Empirical Validation
The study provides empirical validation on representative ML workloads, demonstrating the practical impact of carbon-aware benchmarking.
Alignment with Sustainability Goals
The proposal aligns ML progress with global sustainability goals, promoting environmentally responsible research and development.
Demerits
Limited Scope
The study focuses on specific ML workloads, and the generalizability of the findings to all ML applications may be limited.
Implementation Challenges
The practical implementation of AI-CARE in diverse environments and its integration with existing evaluation frameworks may pose challenges.
Data Availability
The availability and accuracy of data on energy consumption and carbon emissions for different ML models could be a limiting factor.
Expert Commentary
The article 'AI-CARE: Carbon-Aware Reporting Evaluation Metric for AI Models' presents a timely and relevant contribution to the field of machine learning, addressing the critical issue of environmental sustainability.

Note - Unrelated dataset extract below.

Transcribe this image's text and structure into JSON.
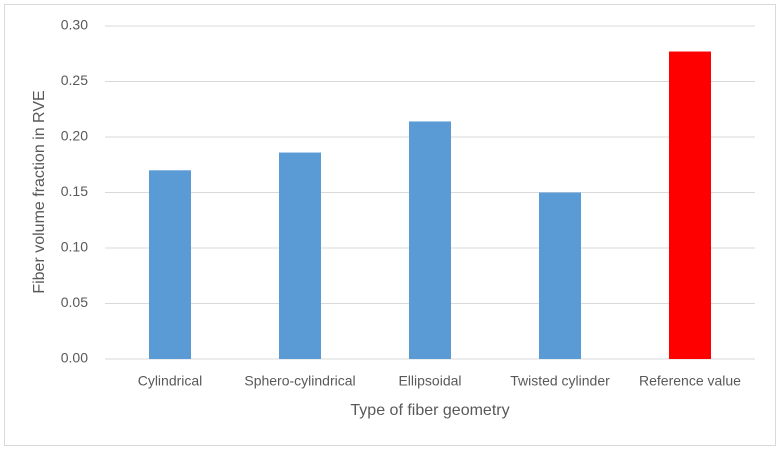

The introduction of AI-CARE and the carbon-performance tradeoff curve represents a significant advancement in the evaluation of ML models, as it shifts the focus from single-objective metrics to a more holistic, multi-objective approach. The empirical validation on representative ML workloads provides strong evidence of the practical impact of carbon-aware benchmarking, demonstrating that it can change the relative ranking of models and encourage the development of more sustainable architectures. However, the study is not without its limitations. The scope of the research is somewhat limited, and the generalizability of the findings to all ML applications may be questioned. Additionally, the practical implementation of AI-CARE in diverse environments and its integration with existing evaluation frameworks may pose significant challenges. Despite these limitations, the article makes a compelling case for the adoption of carbon-aware benchmarking in both academic and industry settings. The alignment of ML progress with global sustainability goals is a crucial step towards ensuring that technological advancements do not come at the expense of the environment. The study also has important implications for policy, as it provides a framework for transparent reporting of energy consumption and carbon emissions, which could inform regulatory decisions and support the development of more sustainable AI technologies. Overall, the article is a valuable contribution to the field and sets a precedent for future research in carbon-aware evaluation and sustainable AI.
Recommendations
- ✓ Further research should explore the generalizability of AI-CARE to a broader range of ML applications and environments.
- ✓ Efforts should be made to integrate AI-CARE with existing evaluation frameworks to facilitate widespread adoption.